Becoming involved with him turned things around for me. Since I started spending time with him and the other students who do stuff with him, I’ve started getting better. I’ve made vast improvements in just a few short months. I’m no longer as lonely as I once was when I have a bad day. I’ve become more outgoing and more comfortable with myself. I’ve learned that no matter how hard I think my life is, there is always someone who has it worse than me.

I still sink into a depressed state from time to time, and I still see a therapist on a pretty regular basis. However, I’m stronger than I used to be. I know how to get through the stress, the darkness, and the pain no matter how unbearable it may seem.

I’m not writing this post to get attention. No, my intentions are the complete opposite.

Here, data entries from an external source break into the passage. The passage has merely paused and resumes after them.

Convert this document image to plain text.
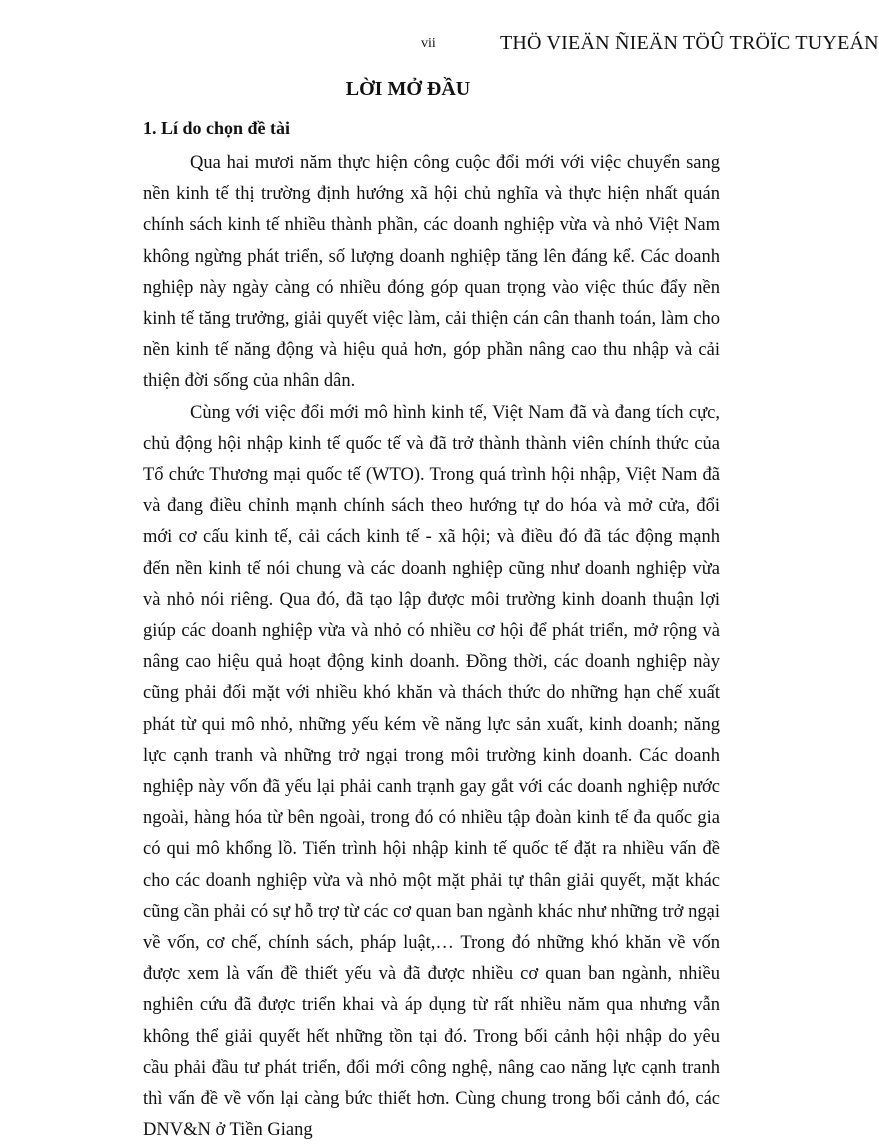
vii	THÖ VIEÄN ÑIEÄN TÖÛ TRÖÏC TUYEÁN
LỜI MỞ ĐẦU
1. Lí do chọn đề tài

Qua hai mươi năm thực hiện công cuộc đổi mới với việc chuyển sang nền kinh tế thị trường định hướng xã hội chủ nghĩa và thực hiện nhất quán chính sách kinh tế nhiều thành phần, các doanh nghiệp vừa và nhỏ Việt Nam không ngừng phát triển, số lượng doanh nghiệp tăng lên đáng kể. Các doanh nghiệp này ngày càng có nhiều đóng góp quan trọng vào việc thúc đẩy nền kinh tế tăng trưởng, giải quyết việc làm, cải thiện cán cân thanh toán, làm cho nền kinh tế năng động và hiệu quả hơn, góp phần nâng cao thu nhập và cải thiện đời sống của nhân dân.

Cùng với việc đổi mới mô hình kinh tế, Việt Nam đã và đang tích cực, chủ động hội nhập kinh tế quốc tế và đã trở thành thành viên chính thức của Tổ chức Thương mại quốc tế (WTO). Trong quá trình hội nhập, Việt Nam đã và đang điều chỉnh mạnh chính sách theo hướng tự do hóa và mở cửa, đổi mới cơ cấu kinh tế, cải cách kinh tế - xã hội; và điều đó đã tác động mạnh đến nền kinh tế nói chung và các doanh nghiệp cũng như doanh nghiệp vừa và nhỏ nói riêng. Qua đó, đã tạo lập được môi trường kinh doanh thuận lợi giúp các doanh nghiệp vừa và nhỏ có nhiều cơ hội để phát triển, mở rộng và nâng cao hiệu quả hoạt động kinh doanh. Đồng thời, các doanh nghiệp này cũng phải đối mặt với nhiều khó khăn và thách thức do những hạn chế xuất phát từ qui mô nhỏ, những yếu kém về năng lực sản xuất, kinh doanh; năng lực cạnh tranh và những trở ngại trong môi trường kinh doanh. Các doanh nghiệp này vốn đã yếu lại phải canh trạnh gay gắt với các doanh nghiệp nước ngoài, hàng hóa từ bên ngoài, trong đó có nhiều tập đoàn kinh tế đa quốc gia có qui mô khổng lồ. Tiến trình hội nhập kinh tế quốc tế đặt ra nhiều vấn đề cho các doanh nghiệp vừa và nhỏ một mặt phải tự thân giải quyết, mặt khác cũng cần phải có sự hỗ trợ từ các cơ quan ban ngành khác như những trở ngại về vốn, cơ chế, chính sách, pháp luật,… Trong đó những khó khăn về vốn được xem là vấn đề thiết yếu và đã được nhiều cơ quan ban ngành, nhiều nghiên cứu đã được triển khai và áp dụng từ rất nhiều năm qua nhưng vẫn không thể giải quyết hết những tồn tại đó. Trong bối cảnh hội nhập do yêu cầu phải đầu tư phát triển, đổi mới công nghệ, nâng cao năng lực cạnh tranh thì vấn đề về vốn lại càng bức thiết hơn. Cùng chung trong bối cảnh đó, các DNV&N ở Tiền Giang
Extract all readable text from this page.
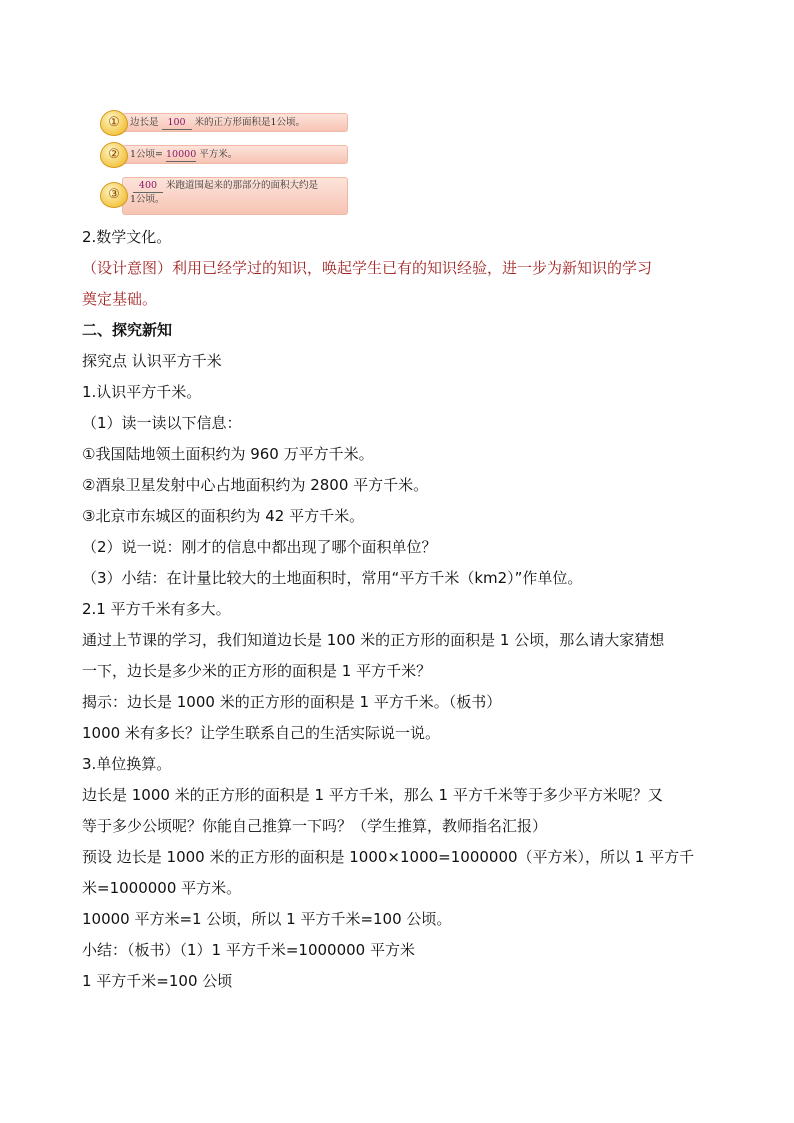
①	边长是 100 米的正方形面积是1公顷。
②	1公顷= 10000 平方米。
③
400 米跑道围起来的那部分的面积大约是
1公顷。
2.数学文化。
（设计意图）利用已经学过的知识，唤起学生已有的知识经验，进一步为新知识的学习
奠定基础。
二、探究新知
探究点 认识平方千米
1.认识平方千米。
（1）读一读以下信息：
①我国陆地领土面积约为 960 万平方千米。
②酒泉卫星发射中心占地面积约为 2800 平方千米。
③北京市东城区的面积约为 42 平方千米。
（2）说一说：刚才的信息中都出现了哪个面积单位？
（3）小结：在计量比较大的土地面积时，常用“平方千米（km2）”作单位。
2.1 平方千米有多大。
通过上节课的学习，我们知道边长是 100 米的正方形的面积是 1 公顷，那么请大家猜想
一下，边长是多少米的正方形的面积是 1 平方千米？
揭示：边长是 1000 米的正方形的面积是 1 平方千米。（板书）
1000 米有多长？让学生联系自己的生活实际说一说。
3.单位换算。
边长是 1000 米的正方形的面积是 1 平方千米，那么 1 平方千米等于多少平方米呢？又
等于多少公顷呢？你能自己推算一下吗？（学生推算，教师指名汇报）
预设 边长是 1000 米的正方形的面积是 1000×1000=1000000（平方米），所以 1 平方千
米=1000000 平方米。
10000 平方米=1 公顷，所以 1 平方千米=100 公顷。
小结：（板书）（1）1 平方千米=1000000 平方米
1 平方千米=100 公顷
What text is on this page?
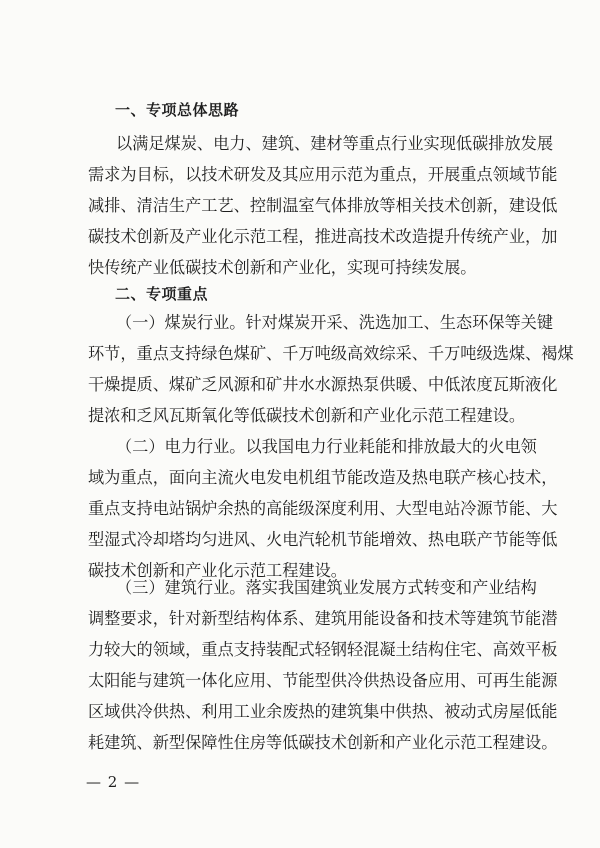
一、专项总体思路
以满足煤炭、电力、建筑、建材等重点行业实现低碳排放发展
需求为目标，以技术研发及其应用示范为重点，开展重点领域节能
减排、清洁生产工艺、控制温室气体排放等相关技术创新，建设低
碳技术创新及产业化示范工程，推进高技术改造提升传统产业，加
快传统产业低碳技术创新和产业化，实现可持续发展。
二、专项重点
（一）煤炭行业。针对煤炭开采、洗选加工、生态环保等关键
环节，重点支持绿色煤矿、千万吨级高效综采、千万吨级选煤、褐煤
干燥提质、煤矿乏风源和矿井水水源热泵供暖、中低浓度瓦斯液化
提浓和乏风瓦斯氧化等低碳技术创新和产业化示范工程建设。
（二）电力行业。以我国电力行业耗能和排放最大的火电领
域为重点，面向主流火电发电机组节能改造及热电联产核心技术，
重点支持电站锅炉余热的高能级深度利用、大型电站冷源节能、大
型湿式冷却塔均匀进风、火电汽轮机节能增效、热电联产节能等低
碳技术创新和产业化示范工程建设。
（三）建筑行业。落实我国建筑业发展方式转变和产业结构
调整要求，针对新型结构体系、建筑用能设备和技术等建筑节能潜
力较大的领域，重点支持装配式轻钢轻混凝土结构住宅、高效平板
太阳能与建筑一体化应用、节能型供冷供热设备应用、可再生能源
区域供冷供热、利用工业余废热的建筑集中供热、被动式房屋低能
耗建筑、新型保障性住房等低碳技术创新和产业化示范工程建设。
— 2 —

Recently, I have noticed and become acquainted with other students who are going through some of the same stuff I went through. It makes me sad to see them fighting with no support. It makes me realize  how lucky I am to have parents who care and can afford to pay for treatment and people to hold me up when I can’t support myself.

I’m writing this post for the kids who will never speak up for themselves. I am speaking up for them. No one should have to go through what I did alone.

No one talks about these issues because many people feel uncomfortable doing so. I want to break that barrier. It’s time to talk about this stuff.

I hope that through writing about my own experiences, I can instill the courage in someone else to ask for help or to advocate for someone else who is going through a rough spot.

Lastly, I want to say thank you. Thank you to everyone who helped me along the way. You saved me.